One was a letter from Randy Shepperton. As a boy, and later as a student at college, Randy had possessed a spirit that always burned with the quick, pure flame of a Mercutio. And now, in spite of what life had done to him—the evidence of which George had seen in his troubled eyes and deeply furrowed face—his letter showed that he was still essentially the same old Randy. What he wrote was full of understanding about the book; he saw its purpose clearly, and he gave, George thought, a shrewd appraisal of its accomplishment and its weaknesses; and he ended with a generous burst of pride and honest pleasure in the thing itself. Not a word about personalities, not a breath of all the gossip in the town, not even a hint that he had recognised himself among the portraits George had drawn.

The other ray of comfort was of quite another kind. One day the telephone rang, and it was Nebraska Crane howling his friendship over the wire:

“Hi, there, Monkus! That you? How you makin’ out, boy?”

“Oh, all right, I guess,” George answered, in a tone of resignation which he could not conceal even in the pleasure that he felt at hearing the hearty ring of the familiar voice.

“You sound sorta down in the mouth,” said Nebraska, full of immediate concern. “What’s the matter? Ain’t nothin’ wrong with you, is there?”

“Oh, no. No. It’s nothing. Forget it.” Then, shaking off the mood that had been with him for days, he began to respond with something of the warmth he felt for his old friend. “God, I’m glad to hear from you, Bras! I can’t tell you how glad I am! How are you, Bras?”

“Oh, cain’t complain,” he shouted lustily. “I think maybe they’re gonna give me a contrack for one more year. Looks like it, anyways. If they do, we’ll be all set.”

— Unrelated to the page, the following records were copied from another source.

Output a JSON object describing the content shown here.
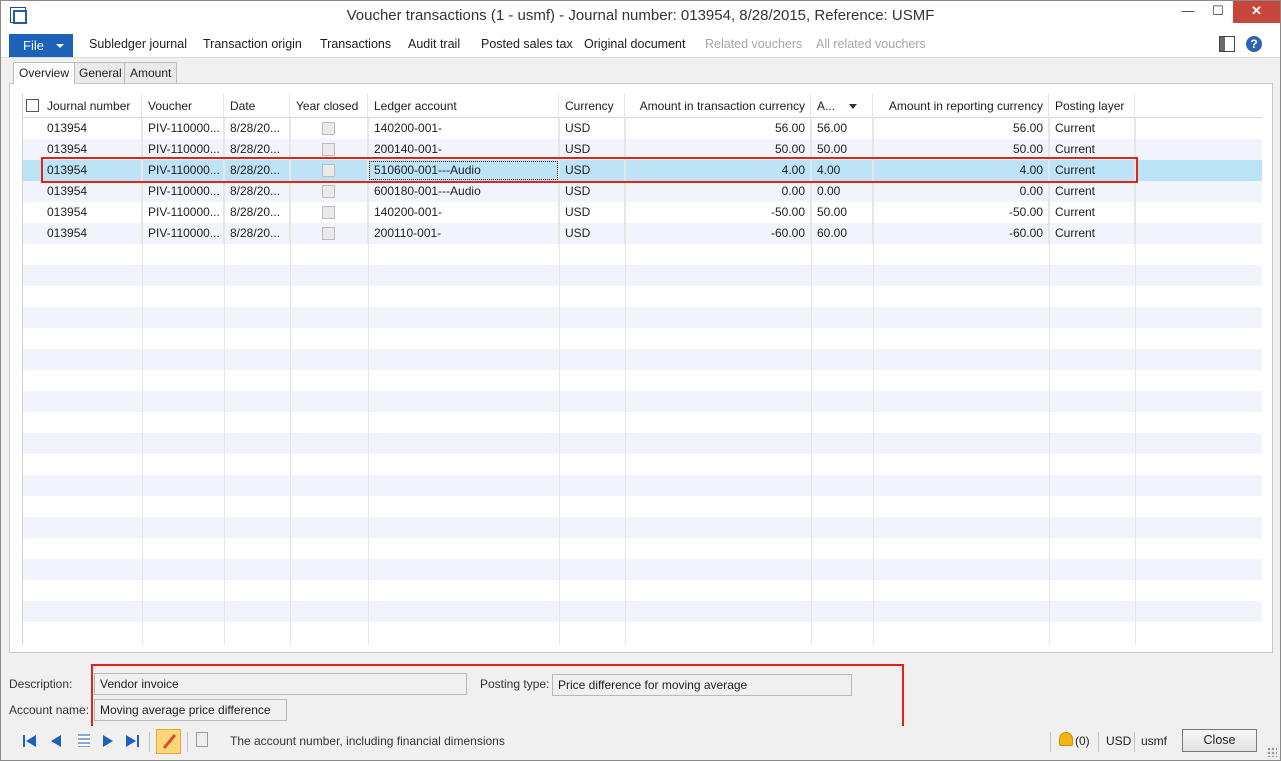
{
  "window": {
    "title": "Voucher transactions (1 - usmf) - Journal number: 013954, 8/28/2015, Reference: USMF",
    "minimize_glyph": "—",
    "maximize_glyph": "☐",
    "close_glyph": "✕"
  },
  "actionbar": {
    "file_label": "File",
    "items": [
      {
        "label": "Subledger journal",
        "enabled": true
      },
      {
        "label": "Transaction origin",
        "enabled": true
      },
      {
        "label": "Transactions",
        "enabled": true
      },
      {
        "label": "Audit trail",
        "enabled": true
      },
      {
        "label": "Posted sales tax",
        "enabled": true
      },
      {
        "label": "Original document",
        "enabled": true
      },
      {
        "label": "Related vouchers",
        "enabled": false
      },
      {
        "label": "All related vouchers",
        "enabled": false
      }
    ],
    "help_glyph": "?"
  },
  "tabs": [
    {
      "label": "Overview",
      "active": true
    },
    {
      "label": "General",
      "active": false
    },
    {
      "label": "Amount",
      "active": false
    }
  ],
  "grid": {
    "columns": [
      "Journal number",
      "Voucher",
      "Date",
      "Year closed",
      "Ledger account",
      "Currency",
      "Amount in transaction currency",
      "A...",
      "Amount in reporting currency",
      "Posting layer"
    ],
    "rows": [
      {
        "journal": "013954",
        "voucher": "PIV-110000...",
        "date": "8/28/20...",
        "ledger": "140200-001-",
        "currency": "USD",
        "amount_txn": "56.00",
        "a": "56.00",
        "amount_rep": "56.00",
        "layer": "Current",
        "selected": false
      },
      {
        "journal": "013954",
        "voucher": "PIV-110000...",
        "date": "8/28/20...",
        "ledger": "200140-001-",
        "currency": "USD",
        "amount_txn": "50.00",
        "a": "50.00",
        "amount_rep": "50.00",
        "layer": "Current",
        "selected": false
      },
      {
        "journal": "013954",
        "voucher": "PIV-110000...",
        "date": "8/28/20...",
        "ledger": "510600-001---Audio",
        "currency": "USD",
        "amount_txn": "4.00",
        "a": "4.00",
        "amount_rep": "4.00",
        "layer": "Current",
        "selected": true
      },
      {
        "journal": "013954",
        "voucher": "PIV-110000...",
        "date": "8/28/20...",
        "ledger": "600180-001---Audio",
        "currency": "USD",
        "amount_txn": "0.00",
        "a": "0.00",
        "amount_rep": "0.00",
        "layer": "Current",
        "selected": false
      },
      {
        "journal": "013954",
        "voucher": "PIV-110000...",
        "date": "8/28/20...",
        "ledger": "140200-001-",
        "currency": "USD",
        "amount_txn": "-50.00",
        "a": "50.00",
        "amount_rep": "-50.00",
        "layer": "Current",
        "selected": false
      },
      {
        "journal": "013954",
        "voucher": "PIV-110000...",
        "date": "8/28/20...",
        "ledger": "200110-001-",
        "currency": "USD",
        "amount_txn": "-60.00",
        "a": "60.00",
        "amount_rep": "-60.00",
        "layer": "Current",
        "selected": false
      }
    ]
  },
  "details": {
    "description_label": "Description:",
    "description_value": "Vendor invoice",
    "posting_type_label": "Posting type:",
    "posting_type_value": "Price difference for moving average",
    "account_name_label": "Account name:",
    "account_name_value": "Moving average price difference"
  },
  "statusbar": {
    "help_text": "The account number, including financial dimensions",
    "notifications": "(0)",
    "currency": "USD",
    "company": "usmf",
    "close_label": "Close"
  },
  "colors": {
    "accent": "#1b62b8",
    "selected_row": "#bde3f6",
    "highlight_box": "#e2231a"
  }
}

“That’s swell, Bras! That’s wonderful!...And how is Myrtle?”

“Fine! Fine!...Say”—he howled—“she’s here now! She’s the one put me up to callin’ you. I never woulda thought of it. You know me!...We been readin’ all about you—about that book you wrote. Myrtle’s been tellin’ me about it. She’s cut out all the pieces from the papers…That sure went over big, didn’t it?”

“It’s doing pretty well, I suppose,” said George without enthusiasm. “It seems to be selling all right, if that’s what you mean.”

“Well, now, I knowed it!” said Nebraska. “Me an’ Myrtle bought a copy…I ain’t read it yet,” he added apologetically.

“You don’t have to.”

“I’m goin’ to, I’m goin’ to,” he howled vigorously. “Just as soon as I git time.”